NAIROBI, Kenya – A funding shortfall is threatening the operations of public schools across the country, with Education Cabinet Secretary Migos Ogamba coming under intense scrutiny in Parliament over massive delays and shortfalls in the disbursement of capitation funds.
Appearing before the National Assembly Committee on Education, Ogamba admitted that the Ministry does not have a verified total for pending bills owed to schools, even as lawmarkers suggested the amount could be as high as Sh 64 billion which has accumulated over the years.
“I didn’t come with that figure, the figure raised by Hon Robert Mbui on Sh 64 Billion could be correct. The question we are grappling with is what do we do with it? Yet we’re still not getting what we budgeted for,” he said.
Documents tabled before the committee showed the approved capitation for secondary schools is Sh 22,244 per learner annually, yet for Term 1 of 2025, the Ministry only managed to disburse Sh 8,818.61 per student.
This covered just 50% of the budgeted amount. The Ministry disbursed KSh 28.8 billion for 3.2 million learners, leaving a deficit of KSh 7.5 billion in the financial year.
At the primary level, schools received KSh 1,420 per child annually, disbursed termly in a 50:30:20 ratio.
Despite a revised recommended rate of KSh 2,238 proposed by the Presidential Working Party on Education Reform, funding remains below need.
Junior secondary schools are similarly underfunded, receiving only half of the KSh 15,043 allocated annually per learner.
The data presented also showed that in Primary Schools,the capitation amounted allocated for co-curricular activities is Sh 76 per learner every year but Sh 40 is retained at the Ministry of Education for the running of co-curricular activities in the national level.
Only Sh 36 per learner is disbursed to schools which is less than 50 percent allocated to each learner with MPs questioning the quality assurance of non-curricular activities in schools with the half of the allocation being retained at the Ministry headquarters.

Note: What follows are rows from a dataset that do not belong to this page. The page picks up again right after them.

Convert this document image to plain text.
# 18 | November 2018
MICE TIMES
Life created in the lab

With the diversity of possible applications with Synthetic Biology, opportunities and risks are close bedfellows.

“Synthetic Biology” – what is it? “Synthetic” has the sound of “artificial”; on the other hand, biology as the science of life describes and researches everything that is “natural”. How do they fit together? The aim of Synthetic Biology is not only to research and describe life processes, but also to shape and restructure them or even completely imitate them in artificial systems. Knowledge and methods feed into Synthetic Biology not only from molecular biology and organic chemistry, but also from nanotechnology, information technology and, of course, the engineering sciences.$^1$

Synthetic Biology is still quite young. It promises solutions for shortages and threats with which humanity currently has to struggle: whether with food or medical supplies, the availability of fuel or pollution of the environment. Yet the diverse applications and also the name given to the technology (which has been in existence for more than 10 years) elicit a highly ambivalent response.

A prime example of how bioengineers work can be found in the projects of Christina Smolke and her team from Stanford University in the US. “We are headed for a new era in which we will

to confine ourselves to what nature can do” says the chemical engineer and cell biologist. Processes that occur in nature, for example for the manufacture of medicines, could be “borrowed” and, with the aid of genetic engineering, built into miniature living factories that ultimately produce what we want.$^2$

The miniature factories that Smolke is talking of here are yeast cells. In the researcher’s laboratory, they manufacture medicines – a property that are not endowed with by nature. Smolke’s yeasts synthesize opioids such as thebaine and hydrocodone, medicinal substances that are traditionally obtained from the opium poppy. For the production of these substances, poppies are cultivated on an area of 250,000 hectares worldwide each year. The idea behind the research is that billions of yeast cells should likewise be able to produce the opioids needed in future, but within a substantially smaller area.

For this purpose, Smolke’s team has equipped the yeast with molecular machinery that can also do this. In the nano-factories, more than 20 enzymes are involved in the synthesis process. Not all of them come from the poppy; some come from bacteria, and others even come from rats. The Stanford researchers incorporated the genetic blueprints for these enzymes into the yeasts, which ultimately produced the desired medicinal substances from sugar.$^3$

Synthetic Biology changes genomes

Lawmakers expressed alarm at the dire state of school financing raising concerns that the status of free education in schools is in jeopardy due to non-disbursement of funds by the exchequer.
The committee chair questioned whether the country could continue to afford free education given the exponential rise in student numbers and stagnating resources.
“We bestowed it on ourselves that we should have free and fair education. Are we really able to offer that, with the increased numbers and lack of resources ?” he posed.
Deputy Minority Leader Robert Mbui who had raised the statement on delayed capitation to the Ministry of Education insisted that the government should admit that free education is no longer sustainable given the constrained resources.
“It’s better telling parents that we cost share, rather than insisting that we have free education, when we don’t,” Mbui argued.
Narok Woman Representative Rebecca Tonkei expressed concerns that school management are forced to run operations in schools with meagre resources due to the persistent budgetary shortfall.
“How free is education in Kenya since principals are being told to plan with what they have. How do principals run schools if they are forced to work with what they have budgeted for,” she insisted.
Kibra MP Peter Orero questioned why the Ministry of Education is consistently sidelining and interdicting school administrators when they charge extra levies in school yet the government was failing to disburse enough monies to facilitate free education.
“For the last ten years schools haven’t been receiving full capitation. It means schools have a deficit of Sh 9000 per year per child. When the head teacher complain some are interdicted and victimized.”
The Ministry attributed delays in disbursement partly to late releases by the National Treasury and partly to data errors in school submissions to the National Education Management Information System (NEMIS).
Ogamba pushed for the ring-fencing of education funds saying it will alleviate the situation of urging MPs and the National Treasury to treat school financing as a protected priority under the Constitution to avert the persistent shortfall of funds.
“We need to ring-fence the education fund to ensure we have enough resources to deal with issues affecting students and schools,” he said.
The Education Cabinet Secretary asserted that free education remains government policy, though he acknowledged the operational difficulties due to delayed exchequer releases that has affected curricular and non-curricular activities in schools.
“As to whether we have free education in the country, the short answer is that we are offering free education,” Ogamba stated.